Amniocentesis cannot detect all birth defects and health problems.

For example, it will not find structural problems such as heart problems, cleft lip or cleft palate. However, ultrasound can detect many structural defects.

Some preliminary research suggests that amniocentesis may be able to detect autism spectrum disorder (ASD) based on testosterone levels. Further research, however, has had mixed results. Therefore, currently, this test is not used to diagnose ASD.

Risks of amniocentesis

Amniocentesis has some risks. These include:

  • cramp
  • Bleeding / leaking of amniotic fluid from the vagina or puncture site
  • Infect
  • premature birth
  • abortion

The risk of miscarriage after amniocentesis in the second trimester is less than 1%. This is a slightly increased risk than normal.

The risk is higher before the 18th week of pregnancy. Many health care providers will not perform this test until then.

Depending on your health or other factors, you may be at additional risk.

Signs of miscarriage after amniocentesis

  • vaginal spots
  • abdominal pain or cramping
  • fluid or tissue from the vagina

Feel free to contact your healthcare provider if you experience vaginal bleeding during pregnancy.
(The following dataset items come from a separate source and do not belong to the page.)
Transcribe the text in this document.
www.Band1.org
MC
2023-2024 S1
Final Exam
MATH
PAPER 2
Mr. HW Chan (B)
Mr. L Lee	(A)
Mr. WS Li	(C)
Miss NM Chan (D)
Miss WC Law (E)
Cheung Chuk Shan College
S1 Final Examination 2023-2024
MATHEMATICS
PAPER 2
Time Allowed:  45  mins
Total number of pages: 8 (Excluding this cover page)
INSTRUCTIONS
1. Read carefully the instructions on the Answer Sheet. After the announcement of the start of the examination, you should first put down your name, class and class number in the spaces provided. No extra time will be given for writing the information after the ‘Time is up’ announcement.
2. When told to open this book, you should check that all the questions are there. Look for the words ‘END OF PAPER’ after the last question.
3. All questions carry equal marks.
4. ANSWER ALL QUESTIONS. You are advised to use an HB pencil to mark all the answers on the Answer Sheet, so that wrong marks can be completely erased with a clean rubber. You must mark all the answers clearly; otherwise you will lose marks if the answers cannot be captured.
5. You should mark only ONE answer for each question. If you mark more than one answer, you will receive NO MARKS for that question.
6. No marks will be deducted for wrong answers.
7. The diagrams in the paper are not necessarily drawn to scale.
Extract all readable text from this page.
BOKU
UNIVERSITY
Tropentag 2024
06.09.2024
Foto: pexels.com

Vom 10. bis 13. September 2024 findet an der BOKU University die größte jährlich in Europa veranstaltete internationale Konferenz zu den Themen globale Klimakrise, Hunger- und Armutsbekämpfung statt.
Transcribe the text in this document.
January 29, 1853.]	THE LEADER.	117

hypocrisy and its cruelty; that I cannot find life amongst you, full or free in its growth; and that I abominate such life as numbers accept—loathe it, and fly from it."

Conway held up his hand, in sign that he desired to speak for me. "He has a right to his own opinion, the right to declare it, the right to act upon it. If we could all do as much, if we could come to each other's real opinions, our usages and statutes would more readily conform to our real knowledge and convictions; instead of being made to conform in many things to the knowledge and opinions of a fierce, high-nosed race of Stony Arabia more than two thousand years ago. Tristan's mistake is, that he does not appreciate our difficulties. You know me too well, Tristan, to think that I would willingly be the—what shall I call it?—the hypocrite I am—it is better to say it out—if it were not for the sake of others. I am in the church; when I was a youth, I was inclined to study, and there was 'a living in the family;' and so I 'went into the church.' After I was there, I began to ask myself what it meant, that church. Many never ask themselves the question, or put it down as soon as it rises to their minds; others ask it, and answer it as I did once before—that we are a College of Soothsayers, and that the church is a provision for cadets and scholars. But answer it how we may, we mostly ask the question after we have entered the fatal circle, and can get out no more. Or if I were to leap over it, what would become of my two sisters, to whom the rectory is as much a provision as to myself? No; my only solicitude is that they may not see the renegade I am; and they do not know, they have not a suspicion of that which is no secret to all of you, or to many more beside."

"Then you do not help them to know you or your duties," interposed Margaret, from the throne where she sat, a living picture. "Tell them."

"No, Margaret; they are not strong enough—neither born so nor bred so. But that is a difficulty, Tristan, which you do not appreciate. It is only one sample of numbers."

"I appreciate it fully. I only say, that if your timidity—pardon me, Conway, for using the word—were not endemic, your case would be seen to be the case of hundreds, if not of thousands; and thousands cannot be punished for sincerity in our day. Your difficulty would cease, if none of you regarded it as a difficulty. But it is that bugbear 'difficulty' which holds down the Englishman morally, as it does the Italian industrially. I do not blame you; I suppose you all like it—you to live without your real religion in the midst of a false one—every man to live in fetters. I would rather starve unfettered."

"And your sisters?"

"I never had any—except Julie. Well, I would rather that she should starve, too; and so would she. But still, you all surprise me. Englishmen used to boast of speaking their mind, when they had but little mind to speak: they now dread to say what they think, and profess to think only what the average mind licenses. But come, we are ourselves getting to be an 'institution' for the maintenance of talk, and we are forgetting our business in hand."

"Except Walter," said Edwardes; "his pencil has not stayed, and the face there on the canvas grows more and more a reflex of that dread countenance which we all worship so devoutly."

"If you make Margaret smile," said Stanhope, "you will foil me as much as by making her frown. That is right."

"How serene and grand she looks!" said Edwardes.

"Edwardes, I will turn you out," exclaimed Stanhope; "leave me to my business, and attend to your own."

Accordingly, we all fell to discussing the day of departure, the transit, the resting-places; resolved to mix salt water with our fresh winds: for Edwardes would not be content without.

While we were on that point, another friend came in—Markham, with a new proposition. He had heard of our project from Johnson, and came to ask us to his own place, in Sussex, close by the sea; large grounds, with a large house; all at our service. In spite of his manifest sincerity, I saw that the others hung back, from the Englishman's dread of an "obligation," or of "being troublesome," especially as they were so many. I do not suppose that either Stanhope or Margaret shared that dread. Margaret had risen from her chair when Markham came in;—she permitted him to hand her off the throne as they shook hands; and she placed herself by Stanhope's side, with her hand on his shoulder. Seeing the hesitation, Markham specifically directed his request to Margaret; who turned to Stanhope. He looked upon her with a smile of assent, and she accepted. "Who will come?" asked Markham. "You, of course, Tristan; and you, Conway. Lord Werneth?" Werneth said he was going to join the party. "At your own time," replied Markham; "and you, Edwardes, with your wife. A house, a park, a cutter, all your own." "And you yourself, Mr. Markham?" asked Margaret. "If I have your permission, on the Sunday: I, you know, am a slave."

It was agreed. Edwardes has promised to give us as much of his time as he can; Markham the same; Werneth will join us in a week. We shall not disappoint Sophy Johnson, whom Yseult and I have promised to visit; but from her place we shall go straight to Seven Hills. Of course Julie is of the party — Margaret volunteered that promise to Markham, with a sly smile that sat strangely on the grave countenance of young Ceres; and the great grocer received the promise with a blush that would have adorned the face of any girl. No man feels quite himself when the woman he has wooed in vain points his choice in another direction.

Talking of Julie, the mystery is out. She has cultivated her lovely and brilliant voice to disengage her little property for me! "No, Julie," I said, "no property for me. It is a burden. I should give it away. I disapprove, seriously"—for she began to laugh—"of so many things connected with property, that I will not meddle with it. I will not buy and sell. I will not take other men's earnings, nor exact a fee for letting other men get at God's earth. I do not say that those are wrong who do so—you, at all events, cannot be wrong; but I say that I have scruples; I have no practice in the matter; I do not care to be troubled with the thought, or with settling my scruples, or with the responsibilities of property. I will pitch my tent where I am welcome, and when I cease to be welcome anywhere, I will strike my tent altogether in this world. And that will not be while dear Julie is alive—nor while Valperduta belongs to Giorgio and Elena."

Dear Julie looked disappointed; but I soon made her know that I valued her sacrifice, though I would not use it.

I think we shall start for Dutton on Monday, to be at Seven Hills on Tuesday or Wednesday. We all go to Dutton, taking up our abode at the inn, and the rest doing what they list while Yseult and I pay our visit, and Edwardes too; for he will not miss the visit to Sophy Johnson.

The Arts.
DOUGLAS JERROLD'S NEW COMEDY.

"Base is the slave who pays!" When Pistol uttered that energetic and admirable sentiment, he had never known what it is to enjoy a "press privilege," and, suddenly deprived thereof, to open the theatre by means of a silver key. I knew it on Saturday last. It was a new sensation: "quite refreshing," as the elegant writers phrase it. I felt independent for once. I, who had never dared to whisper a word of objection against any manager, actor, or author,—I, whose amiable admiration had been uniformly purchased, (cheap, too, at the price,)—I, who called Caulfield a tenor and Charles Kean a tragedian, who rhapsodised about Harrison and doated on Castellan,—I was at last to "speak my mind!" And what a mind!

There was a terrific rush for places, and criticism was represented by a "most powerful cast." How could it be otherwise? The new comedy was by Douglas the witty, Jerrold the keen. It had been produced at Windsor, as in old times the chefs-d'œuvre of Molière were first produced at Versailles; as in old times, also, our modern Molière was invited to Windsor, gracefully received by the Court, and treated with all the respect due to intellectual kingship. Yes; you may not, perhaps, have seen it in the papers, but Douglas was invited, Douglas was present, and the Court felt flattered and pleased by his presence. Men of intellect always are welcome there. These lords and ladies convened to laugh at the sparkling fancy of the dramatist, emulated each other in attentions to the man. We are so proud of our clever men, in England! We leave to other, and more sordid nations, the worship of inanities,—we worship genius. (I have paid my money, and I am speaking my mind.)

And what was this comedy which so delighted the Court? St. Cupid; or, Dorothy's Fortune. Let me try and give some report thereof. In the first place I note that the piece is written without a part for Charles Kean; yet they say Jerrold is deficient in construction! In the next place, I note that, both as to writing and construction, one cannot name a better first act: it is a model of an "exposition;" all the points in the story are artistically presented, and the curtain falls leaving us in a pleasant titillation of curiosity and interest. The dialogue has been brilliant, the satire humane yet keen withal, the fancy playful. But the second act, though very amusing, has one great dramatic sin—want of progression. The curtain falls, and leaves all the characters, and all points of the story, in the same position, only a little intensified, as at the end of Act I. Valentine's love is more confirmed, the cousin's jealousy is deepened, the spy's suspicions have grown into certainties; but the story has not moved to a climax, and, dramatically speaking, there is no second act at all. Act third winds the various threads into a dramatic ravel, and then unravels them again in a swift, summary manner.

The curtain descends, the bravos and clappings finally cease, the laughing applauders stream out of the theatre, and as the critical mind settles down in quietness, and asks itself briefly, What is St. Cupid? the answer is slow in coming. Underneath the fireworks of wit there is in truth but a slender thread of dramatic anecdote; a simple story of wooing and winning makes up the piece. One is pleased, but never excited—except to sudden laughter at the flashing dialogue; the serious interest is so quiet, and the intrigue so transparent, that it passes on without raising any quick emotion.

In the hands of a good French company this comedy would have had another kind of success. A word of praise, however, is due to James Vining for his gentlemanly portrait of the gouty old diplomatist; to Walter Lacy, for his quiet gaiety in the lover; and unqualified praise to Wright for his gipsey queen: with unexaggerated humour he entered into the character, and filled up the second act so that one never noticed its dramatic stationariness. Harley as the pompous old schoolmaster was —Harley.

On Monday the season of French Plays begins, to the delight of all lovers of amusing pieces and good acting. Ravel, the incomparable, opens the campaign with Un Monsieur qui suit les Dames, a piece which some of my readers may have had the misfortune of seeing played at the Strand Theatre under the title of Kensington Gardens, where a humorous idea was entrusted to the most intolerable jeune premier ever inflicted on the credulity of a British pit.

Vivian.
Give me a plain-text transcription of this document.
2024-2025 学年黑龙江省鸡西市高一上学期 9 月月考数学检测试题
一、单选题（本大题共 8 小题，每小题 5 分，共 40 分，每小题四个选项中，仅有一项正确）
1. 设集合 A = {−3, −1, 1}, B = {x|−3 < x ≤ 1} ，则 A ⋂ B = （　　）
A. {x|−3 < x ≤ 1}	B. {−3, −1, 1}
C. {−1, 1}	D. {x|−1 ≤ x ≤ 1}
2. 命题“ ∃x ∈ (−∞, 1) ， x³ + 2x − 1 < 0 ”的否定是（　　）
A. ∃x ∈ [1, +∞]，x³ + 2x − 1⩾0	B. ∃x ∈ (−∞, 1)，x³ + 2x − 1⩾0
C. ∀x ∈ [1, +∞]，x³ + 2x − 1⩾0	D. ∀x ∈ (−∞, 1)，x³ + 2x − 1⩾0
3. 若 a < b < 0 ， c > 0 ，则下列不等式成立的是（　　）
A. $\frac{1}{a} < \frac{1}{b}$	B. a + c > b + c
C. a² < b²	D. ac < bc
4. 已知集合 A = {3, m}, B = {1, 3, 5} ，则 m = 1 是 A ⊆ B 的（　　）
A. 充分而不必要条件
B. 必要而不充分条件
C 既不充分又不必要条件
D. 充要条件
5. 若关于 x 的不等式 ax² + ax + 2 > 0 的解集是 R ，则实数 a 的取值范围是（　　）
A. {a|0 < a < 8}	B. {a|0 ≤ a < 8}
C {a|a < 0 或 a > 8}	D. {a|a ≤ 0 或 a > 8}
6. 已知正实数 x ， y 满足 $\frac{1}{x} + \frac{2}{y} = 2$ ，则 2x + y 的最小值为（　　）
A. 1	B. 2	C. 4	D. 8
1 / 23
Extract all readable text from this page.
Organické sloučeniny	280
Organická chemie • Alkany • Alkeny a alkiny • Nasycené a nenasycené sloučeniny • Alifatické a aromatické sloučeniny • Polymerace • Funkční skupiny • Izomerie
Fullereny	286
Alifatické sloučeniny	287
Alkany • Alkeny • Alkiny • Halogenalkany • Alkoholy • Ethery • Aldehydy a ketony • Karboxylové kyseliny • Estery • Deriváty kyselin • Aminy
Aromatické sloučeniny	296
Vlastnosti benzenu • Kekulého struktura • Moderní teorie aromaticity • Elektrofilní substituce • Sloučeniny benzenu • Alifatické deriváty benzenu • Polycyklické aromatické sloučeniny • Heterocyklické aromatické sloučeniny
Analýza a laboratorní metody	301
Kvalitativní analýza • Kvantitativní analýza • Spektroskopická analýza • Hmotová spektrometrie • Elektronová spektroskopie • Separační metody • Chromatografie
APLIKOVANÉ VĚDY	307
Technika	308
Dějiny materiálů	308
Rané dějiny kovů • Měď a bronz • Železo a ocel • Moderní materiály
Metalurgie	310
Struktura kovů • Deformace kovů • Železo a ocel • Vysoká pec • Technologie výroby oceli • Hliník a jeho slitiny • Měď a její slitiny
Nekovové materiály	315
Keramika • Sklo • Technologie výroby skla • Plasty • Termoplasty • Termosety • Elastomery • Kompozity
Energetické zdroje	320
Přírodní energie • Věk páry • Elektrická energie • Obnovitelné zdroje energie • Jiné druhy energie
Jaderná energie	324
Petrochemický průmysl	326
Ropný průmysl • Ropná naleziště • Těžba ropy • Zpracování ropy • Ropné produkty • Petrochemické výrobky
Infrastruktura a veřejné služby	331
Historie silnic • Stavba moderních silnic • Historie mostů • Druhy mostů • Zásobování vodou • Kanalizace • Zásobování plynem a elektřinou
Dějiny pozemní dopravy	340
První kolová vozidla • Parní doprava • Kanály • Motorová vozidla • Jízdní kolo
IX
Amniocentesis is a highly accurate test. It involves drawing amniotic fluid and testing it for genetic conditions and other problems. It is also used to determine gender and lung development.

A positive result means the test found something. Your healthcare provider can explain what this means.

This test slightly increases your risk of certain complications, such as miscarriage and premature birth. Report any signs to your healthcare provider immediately.


  • put you at ease

  • Set aside time to prepare for children with special needs

  • More accurate than screening tests


  • time consuming

  • Can be expensive (depending on your insurance)

  • Minor risk of miscarriage or preterm birth

VigorTip words

If your healthcare provider recommends an amniocentesis, you need to decide whether or not to have it. up to you.

You can decide that the minimum risk is worth it for peace of mind or to give you time to prepare. On the other hand, you might decide that the test isn’t worth it because it won’t change your pregnancy or your preparations.

Rest assured, many parents have made the same decision as you. This is a very personal choice you should make with your family and medical team.

Frequently Asked Questions

  • How painful is amniocentesis?

    Usually not painful. You may feel uncomfortable during the test. After that, you may experience cramps similar to your period. If you are concerned about injury to the amniocentesis needle, ask if your abdomen will be numb before inserting the needle.

  • How much does amniocentesis cost?

    Amniocentesis can cost anywhere from a few hundred dollars to several thousand dollars. It depends on where you did it. Insurance usually pays for all or most of the cost of the test. Be sure to check before the exam so you won’t be surprised when the bill comes.

  • Can I choose not to have an amniocentesis?

    Yes, choosing not to have amniocentesis is a valid option. This is a very personal decision and should be made by you and your partner or family member and your healthcare provider.